Now there is 3 possibility.
First : they are so cheap-skate that they used google translate software to get the translation, therefore instead of lamb they write "kid".
Second : they are really canibal!
Third : I am just an idiot who does not know what "kid" means. The same way my ear was itching hearing a man talking about his bitch.... hold on, he is talking about his pet female dog!
I therefore should ban the use of english in italy.
Well.....benvenuti a Ischia!! (welcome to Ischia!!) and let's start the adventure.
Above is a view from our hotel window.
Ischia is a volcanic island in the Tyrrhenian Sea, at the northern end of the Gulf of Naples. The roughly trapezoidal island lies roughly 30 km from Naples and measures around 10 km east to west and 7 km north to south with a 34 km coastline and a surface area of 46.3 km². It is almost entirely mountainous, with the highest peak being Mount Epomeo at 788 meters. You can get there by catching a ferry (the slowest ferry is about 10 euro per person, 90 minute ride) from Napoli Porta di Massa.
Ischian bay (Ischia porto, ischia's main port).
Just when I thought a three wheel tuktuk only exist in asian country. Hold your breath, this italian tuktuk is as equally as rip off as the one in thailand!

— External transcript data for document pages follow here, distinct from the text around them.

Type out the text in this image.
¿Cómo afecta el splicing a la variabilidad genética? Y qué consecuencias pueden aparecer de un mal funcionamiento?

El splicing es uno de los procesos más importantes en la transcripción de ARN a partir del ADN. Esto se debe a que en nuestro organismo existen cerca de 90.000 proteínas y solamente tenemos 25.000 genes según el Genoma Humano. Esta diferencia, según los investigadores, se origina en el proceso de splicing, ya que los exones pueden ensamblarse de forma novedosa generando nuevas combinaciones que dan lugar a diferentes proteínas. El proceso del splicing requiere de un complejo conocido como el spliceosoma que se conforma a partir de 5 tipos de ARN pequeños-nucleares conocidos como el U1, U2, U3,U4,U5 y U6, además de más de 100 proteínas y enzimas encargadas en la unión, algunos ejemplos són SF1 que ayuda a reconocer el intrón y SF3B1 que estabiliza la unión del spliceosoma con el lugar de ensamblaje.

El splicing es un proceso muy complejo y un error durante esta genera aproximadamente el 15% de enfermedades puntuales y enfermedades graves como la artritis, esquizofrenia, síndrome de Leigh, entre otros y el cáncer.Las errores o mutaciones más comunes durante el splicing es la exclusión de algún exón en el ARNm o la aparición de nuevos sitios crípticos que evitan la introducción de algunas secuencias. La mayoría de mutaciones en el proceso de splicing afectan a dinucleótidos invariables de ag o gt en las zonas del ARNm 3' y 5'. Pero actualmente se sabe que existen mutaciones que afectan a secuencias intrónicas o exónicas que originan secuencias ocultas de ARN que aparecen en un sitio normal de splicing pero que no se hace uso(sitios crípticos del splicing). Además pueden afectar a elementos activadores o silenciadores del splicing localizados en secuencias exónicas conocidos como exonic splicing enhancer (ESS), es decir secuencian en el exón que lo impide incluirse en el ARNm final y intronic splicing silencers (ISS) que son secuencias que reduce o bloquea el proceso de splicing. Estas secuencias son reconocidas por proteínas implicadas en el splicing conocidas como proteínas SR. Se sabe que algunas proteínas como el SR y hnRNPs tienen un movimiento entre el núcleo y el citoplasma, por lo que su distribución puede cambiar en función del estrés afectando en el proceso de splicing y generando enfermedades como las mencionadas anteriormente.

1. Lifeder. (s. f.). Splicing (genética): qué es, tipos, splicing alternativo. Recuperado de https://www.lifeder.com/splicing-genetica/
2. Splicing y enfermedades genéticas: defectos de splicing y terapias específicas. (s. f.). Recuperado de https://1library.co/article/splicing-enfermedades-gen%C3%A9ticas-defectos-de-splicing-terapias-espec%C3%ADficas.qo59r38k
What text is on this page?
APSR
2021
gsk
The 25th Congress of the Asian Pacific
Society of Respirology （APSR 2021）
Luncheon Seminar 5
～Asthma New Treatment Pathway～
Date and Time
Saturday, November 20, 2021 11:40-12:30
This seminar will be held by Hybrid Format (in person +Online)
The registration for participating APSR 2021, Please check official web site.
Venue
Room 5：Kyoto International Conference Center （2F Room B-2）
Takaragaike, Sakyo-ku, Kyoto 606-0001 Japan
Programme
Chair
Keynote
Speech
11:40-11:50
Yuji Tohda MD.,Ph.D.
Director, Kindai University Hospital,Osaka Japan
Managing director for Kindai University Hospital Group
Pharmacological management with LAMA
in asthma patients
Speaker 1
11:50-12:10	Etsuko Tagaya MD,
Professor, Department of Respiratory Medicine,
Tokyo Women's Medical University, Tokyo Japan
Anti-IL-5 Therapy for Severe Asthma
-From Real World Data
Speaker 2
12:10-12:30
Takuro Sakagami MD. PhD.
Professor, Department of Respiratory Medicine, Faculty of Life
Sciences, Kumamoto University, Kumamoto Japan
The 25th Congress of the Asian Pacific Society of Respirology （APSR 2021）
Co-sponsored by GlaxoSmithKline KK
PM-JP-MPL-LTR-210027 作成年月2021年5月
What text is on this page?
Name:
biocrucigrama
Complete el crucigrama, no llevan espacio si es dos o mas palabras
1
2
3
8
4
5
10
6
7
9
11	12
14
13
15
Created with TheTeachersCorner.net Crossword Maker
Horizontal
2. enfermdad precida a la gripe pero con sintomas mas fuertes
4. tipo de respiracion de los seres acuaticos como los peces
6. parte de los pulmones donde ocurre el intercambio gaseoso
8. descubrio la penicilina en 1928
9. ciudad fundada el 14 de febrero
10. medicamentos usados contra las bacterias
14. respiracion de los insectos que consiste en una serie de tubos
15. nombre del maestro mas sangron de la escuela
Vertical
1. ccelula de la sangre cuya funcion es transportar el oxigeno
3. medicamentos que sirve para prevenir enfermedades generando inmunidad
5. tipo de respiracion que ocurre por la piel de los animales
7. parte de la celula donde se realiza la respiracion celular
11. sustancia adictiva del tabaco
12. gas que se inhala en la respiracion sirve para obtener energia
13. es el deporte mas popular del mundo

And what is this mushroom stone?
I have no clue.
This place is called Lacco Ameno. It is located at the feet of the Mount Epomeo, facing the sea. The name most likely derives from the Greek lakkos, meaning "stone". The name ameno was added to the official name in 1862. This place is famous for its hot spring that you can find hot tub hire and mud spa everywhere.
Not an excellent beach for australian or south east asian standard, but I guess for British standard this will do.
This is Josiah's first time playing in the beach with a proper beach outfit (just swiming trunk, no jumper, no sweater!!) and I can tell he was having so much fun!
Unfortunately the weather was a little unfriendly when we make a stop in Ischia. Look at the after the rain cloud.
And if you are wondering what is the castle on the very first picture. This is Castello Aragonese.
The Aragonese Castle (Castello Aragonese, Ischia Ponte) was built on a rock near the island in 474 BC, by Hiero I of Syracuse. At the same time, two towers were built to control enemy fleets' movements. The rock was then occupied by Parthenopeans (the ancient inhabitants of Naples). In 326 BC the fortress was captured by Romans, and then again by the Parthenopeans. In 1441 Alfonso V of Aragon connected the rock to the island with a stone bridge instead of the prior wood bridge, and fortified the walls in order to defend the inhabitants against the raids of pirates. Around 1700, about 2000 families lived on the islet, including a larisses Convent, the Abbey of Basilians from Greece, the Bishop and the Seminar, the Prince with a military garrison. There were also thirteen churches.
In 1912, the Castle was sold to a private owner. Today the castle is the most visited monument of the island.
So that is the closing of our short 1 day trip to Ischia from Napoli. However hot or cold, rain or shine. I always enjoy my holiday, because I can spend time with the people I love the most.
It's all really depends on how you look at it.